Maroc Telecom: entre ses actionnaires et ses usagers, l’opérateur a choisi

Siège de Maroc Telecom à Rabat

Siège de Maroc Telecom à Rabat . DR

Au moment où l'usage du digital explose, et où les besoins en infrastructures réseaux toujours plus fiables et performantes sont de plus en plus pressants, Maroc Telecom compte réduire considérablement ses investissements en 2020, en vue de maintenir le niveau de dividendes distribués.

Le 21/07/2020 à 16h03

Maroc Telecom prévoit un recul de 43,6% de ses investissements durant l’année 2020. L’opérateur historique invoque, dans sa communication officielle, «l’adaptation des investissements au contexte actuel», pour justifier cette baisse inédite des investissements.

On se souvient pourtant que l’opérateur avait annoncé, en grande pompe, dans un communiqué datant du 26 août 2019, la signature «de la sixième convention d'investissement de Maroc Telecom avec le gouvernement pour le développement des télécommunications dans le Royaume à travers la réalisation, sur les trois prochaines années (2019-2021), d'un programme d'investissement de 10 milliards de dirhams (MMDH)».

Cette annonce relevait d'un tour de passe-passe, car répartis sur trois ans, les 10 milliards deviennent 3, 3 milliards. Ce qui correspond au strict minimum que l’opérateur doit dépenser pour maintenir un niveau de service acceptable.

Avec la baisse de près de 43,6% que prévoit Maroc Telecom dans ses investissements en 2020, Maroc Telecom reconsidère de fait les termes de la convention qu’il a annoncé avoir signée avec le gouvernement. Il en reconsidère les termes tout seul, comme il l’avait rendue publique tout seul. C’est à croire que le gouvernement se compose de figurants que, Abdeslam Ahizoune, le sempiternel patron de Maroc Telecom, ne consulte pas pour les actions principales.

En renonçant à investir près de la moitié des 3 milliards de dirhams prévus, l’opérateur a en réalité arbitré en faveur de ses actionnaires plutôt que de répondre aux besoins grandissants de ses usagers en infrastructures.

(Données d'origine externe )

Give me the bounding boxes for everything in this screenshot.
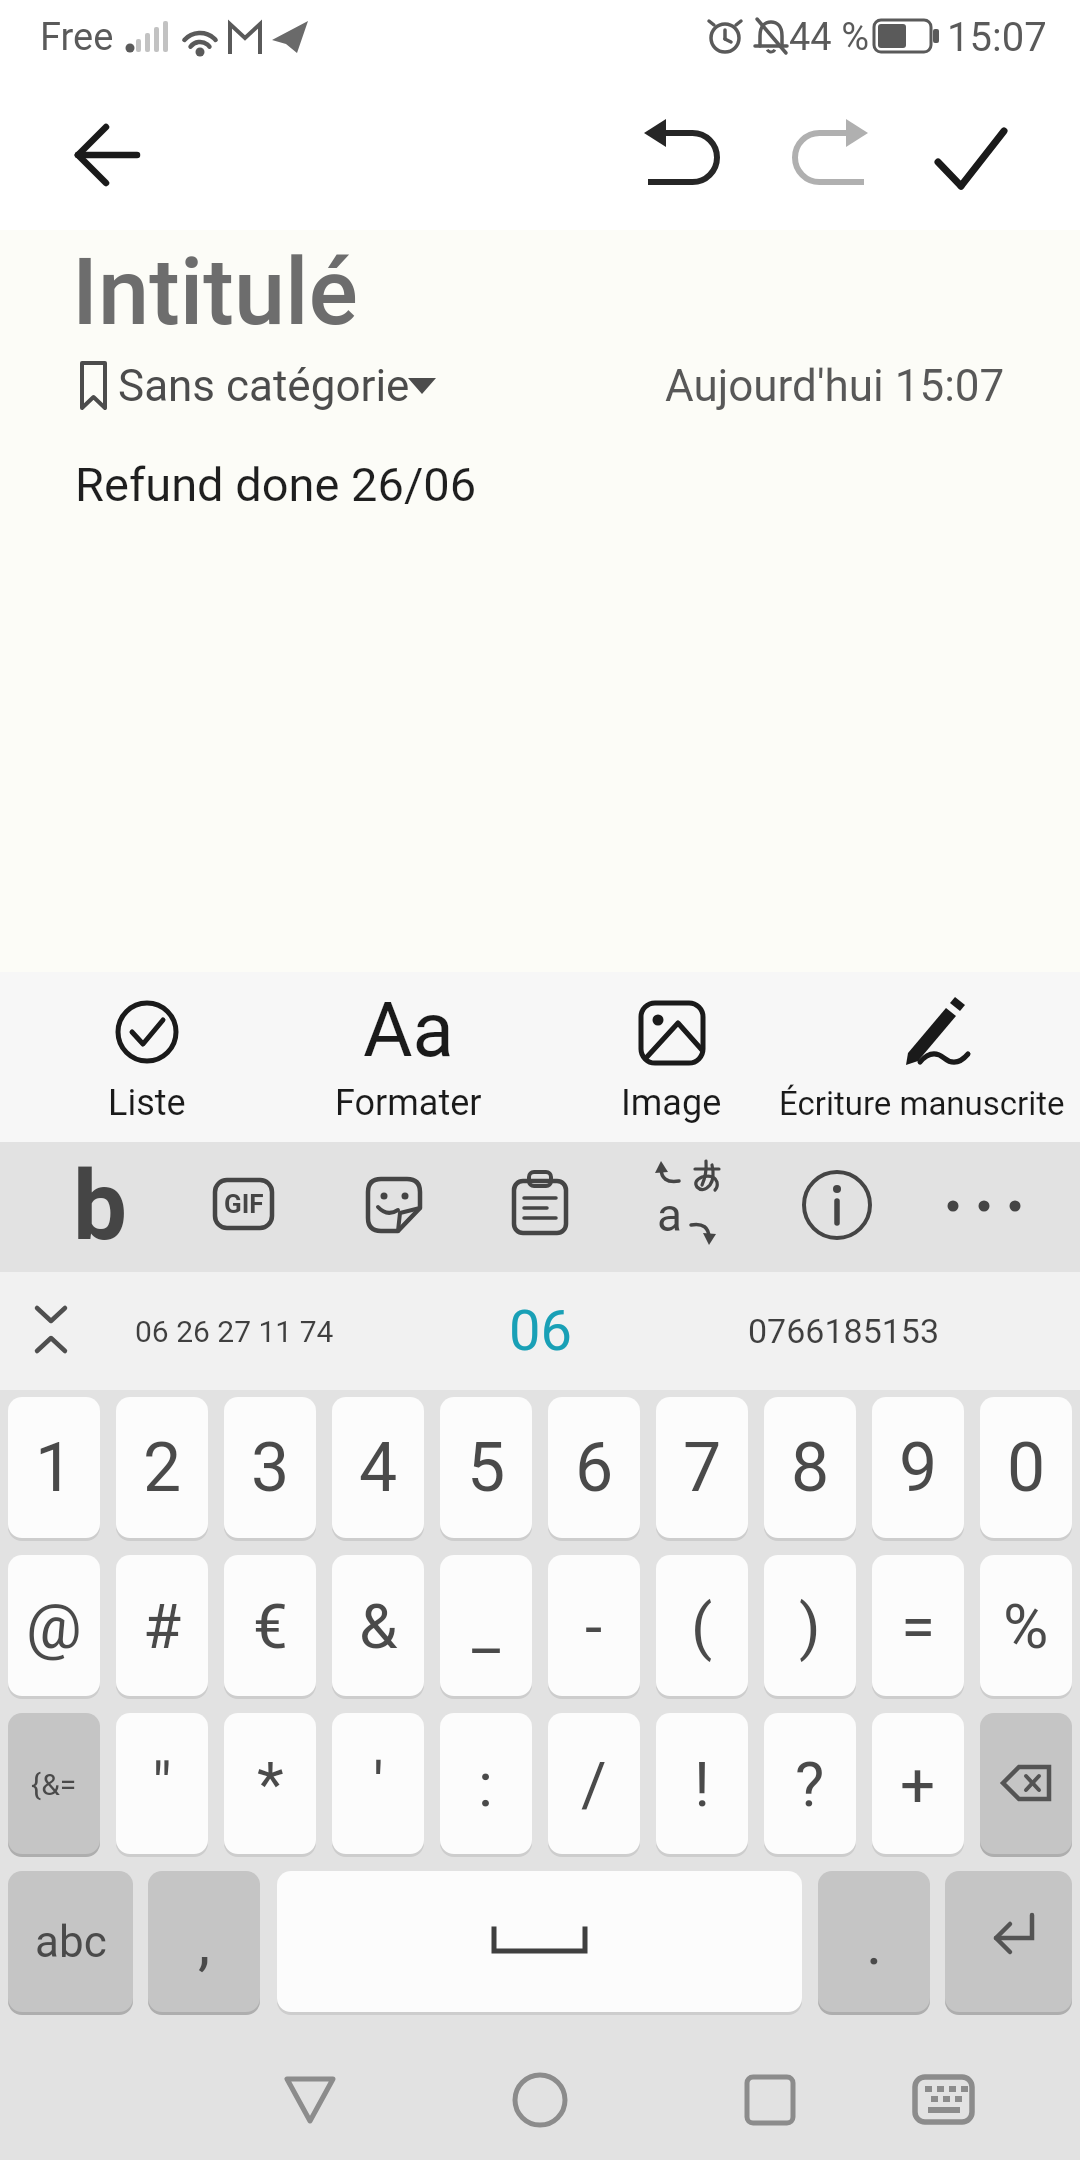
staticText: Aa	[363, 985, 454, 1065]
button[interactable]: %	[980, 1555, 1072, 1699]
button[interactable]: ?	[764, 1713, 856, 1857]
button[interactable]: )	[764, 1555, 856, 1699]
button[interactable]	[925, 1146, 1045, 1268]
staticText: abc	[35, 1916, 107, 1968]
button[interactable]: 2	[116, 1397, 208, 1541]
button[interactable]: 3	[224, 1397, 316, 1541]
staticText: 0	[1007, 1428, 1046, 1508]
button[interactable]: 0	[980, 1397, 1072, 1541]
button[interactable]: 0766185153	[748, 1305, 948, 1357]
staticText: +	[900, 1748, 936, 1821]
button[interactable]	[67, 985, 227, 1130]
button[interactable]: =	[872, 1555, 964, 1699]
staticText: '	[373, 1748, 384, 1821]
staticText: a	[657, 1188, 683, 1240]
button[interactable]: +	[872, 1713, 964, 1857]
button[interactable]: &	[332, 1555, 424, 1699]
staticText: &	[359, 1590, 398, 1663]
staticText: *	[257, 1748, 284, 1821]
staticText: .	[866, 1906, 883, 1979]
staticText: _	[472, 1590, 500, 1663]
button[interactable]: 1	[8, 1397, 100, 1541]
staticText: ,	[198, 1906, 211, 1979]
button[interactable]	[277, 1871, 802, 2015]
button[interactable]	[884, 2040, 1004, 2160]
button[interactable]: '	[332, 1713, 424, 1857]
staticText: 06 26 27 11 74	[135, 1314, 334, 1349]
button[interactable]	[333, 1146, 453, 1268]
button[interactable]: €	[224, 1555, 316, 1699]
button[interactable]: #	[116, 1555, 208, 1699]
staticText: Liste	[108, 1082, 186, 1124]
staticText: :	[478, 1748, 494, 1821]
button[interactable]: -	[548, 1555, 640, 1699]
button[interactable]: @	[8, 1555, 100, 1699]
button[interactable]: _	[440, 1555, 532, 1699]
button[interactable]: "	[116, 1713, 208, 1857]
staticText: -	[585, 1590, 603, 1663]
button[interactable]	[945, 1871, 1072, 2015]
button[interactable]: *	[224, 1713, 316, 1857]
button[interactable]	[805, 985, 1061, 1130]
button[interactable]	[480, 1146, 600, 1268]
button[interactable]: 4	[332, 1397, 424, 1541]
staticText: €	[253, 1590, 288, 1663]
staticText: Refund done 26/06	[75, 457, 477, 512]
button[interactable]: 9	[872, 1397, 964, 1541]
staticText: 8	[791, 1428, 830, 1508]
staticText: {&=	[31, 1767, 77, 1802]
staticText: 6	[575, 1428, 614, 1508]
button[interactable]	[250, 2040, 370, 2160]
staticText: /	[581, 1748, 607, 1821]
button[interactable]	[40, 1146, 160, 1268]
staticText: 9	[899, 1428, 938, 1508]
staticText: Formater	[335, 1082, 482, 1124]
button[interactable]	[480, 2040, 600, 2160]
staticText: 0766185153	[748, 1311, 940, 1351]
button[interactable]: (	[656, 1555, 748, 1699]
button[interactable]: 7	[656, 1397, 748, 1541]
button[interactable]	[628, 1146, 748, 1268]
staticText: Écriture manuscrite	[779, 1084, 1065, 1123]
staticText: "	[152, 1748, 172, 1821]
staticText: 5	[467, 1428, 506, 1508]
staticText: 3	[251, 1428, 290, 1508]
button[interactable]: 8	[764, 1397, 856, 1541]
button[interactable]: 5	[440, 1397, 532, 1541]
button[interactable]	[591, 985, 751, 1130]
staticText: Image	[621, 1082, 722, 1124]
staticText: !	[694, 1748, 710, 1821]
button[interactable]: !	[656, 1713, 748, 1857]
button[interactable]: /	[548, 1713, 640, 1857]
button[interactable]: {&=	[8, 1713, 100, 1857]
staticText: #	[143, 1590, 182, 1663]
staticText: ?	[795, 1748, 825, 1821]
staticText: 7	[683, 1428, 722, 1508]
staticText: (	[691, 1590, 713, 1663]
staticText: Intitulé	[72, 239, 358, 347]
button[interactable]: ,	[148, 1871, 260, 2015]
staticText: =	[901, 1590, 936, 1663]
button[interactable]: Sans catégorie	[118, 360, 418, 410]
button[interactable]: 6	[548, 1397, 640, 1541]
button[interactable]	[18, 1290, 84, 1370]
staticText: 1	[35, 1428, 74, 1508]
staticText: 2	[143, 1428, 182, 1508]
staticText: @	[26, 1590, 82, 1663]
button[interactable]	[710, 2040, 830, 2160]
button[interactable]: 06	[390, 1296, 690, 1366]
staticText: 06	[509, 1298, 572, 1364]
staticText: %	[1003, 1590, 1049, 1663]
button[interactable]	[328, 985, 488, 1130]
button[interactable]: .	[818, 1871, 930, 2015]
button[interactable]	[777, 1146, 897, 1268]
button[interactable]: 06 26 27 11 74	[135, 1305, 395, 1357]
staticText: 44 %	[789, 15, 869, 60]
staticText: 15:07	[947, 14, 1047, 61]
button[interactable]: abc	[8, 1871, 133, 2015]
button[interactable]: :	[440, 1713, 532, 1857]
button[interactable]	[183, 1146, 303, 1268]
staticText: b	[73, 1150, 128, 1260]
button[interactable]	[980, 1713, 1072, 1857]
staticText: GIF	[224, 1189, 264, 1219]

Dans sa récente communication officielle, Maroc Telecom affiche un bénéfice semestriel de 3 MMDH. Mieux encore, pour les résultats de 2019, le payout (ratio de distribution de dividendes) est de 178%, soit près de 2 fois le résultat net part du groupe!

Pour cette année 2020, l’opérateur coté à la Bourse de Casablanca ne devrait pas déroger à cette règle. Avec la baisse de moitié du budget des investissements, ce bénéfice atteindra probablement 6 MMDH. Ce qui placera le résultat net part du groupe au même niveau que les années précédentes.

En effet, il suffit de se plonger dans les états de synthèse et les bilans comptables de Maroc Telecom pour apprendre que l’opérateur historique –probablement le seul au monde– a toujours distribué ses résultats nets à ses actionnaires à hauteur de 100%, et ce, durant toute la période 2000-2018. (Il ne faut pas d’ailleurs s’attendre à ce que l'opérateur déroge à cette règle lors de la distribution des résultats de l’an 2020). Cet excès de générosité a rapporté aux actionnaires la somme astronomique de 100 milliards de dirhams, soit une moyenne de 6 milliards de dirhams par an.

La sanction de 3,3 milliards infligée, en février 2020, par l’ANRT à Maroc Telecom pour «concurrence déloyale» n’a visiblement rien changé aux pratiques de l’opérateur historique qui continue de freiner la croissance d’un secteur, supposé être l’infrastructure transversale sur laquelle repose le développement social et économique dans plusieurs domaines: éducation (on l’a bien compris avec l’enseignement à distance), santé, protection sociale, banque, inclusion financière et réduction de l’économie informelle…

Au lieu de se comporter en entreprise citoyenne créant un écosystème favorisant l’intensification de l’usage des nouvelles technologies, Maroc Telecom continue d’agir en cash machine pour ses actionnaires.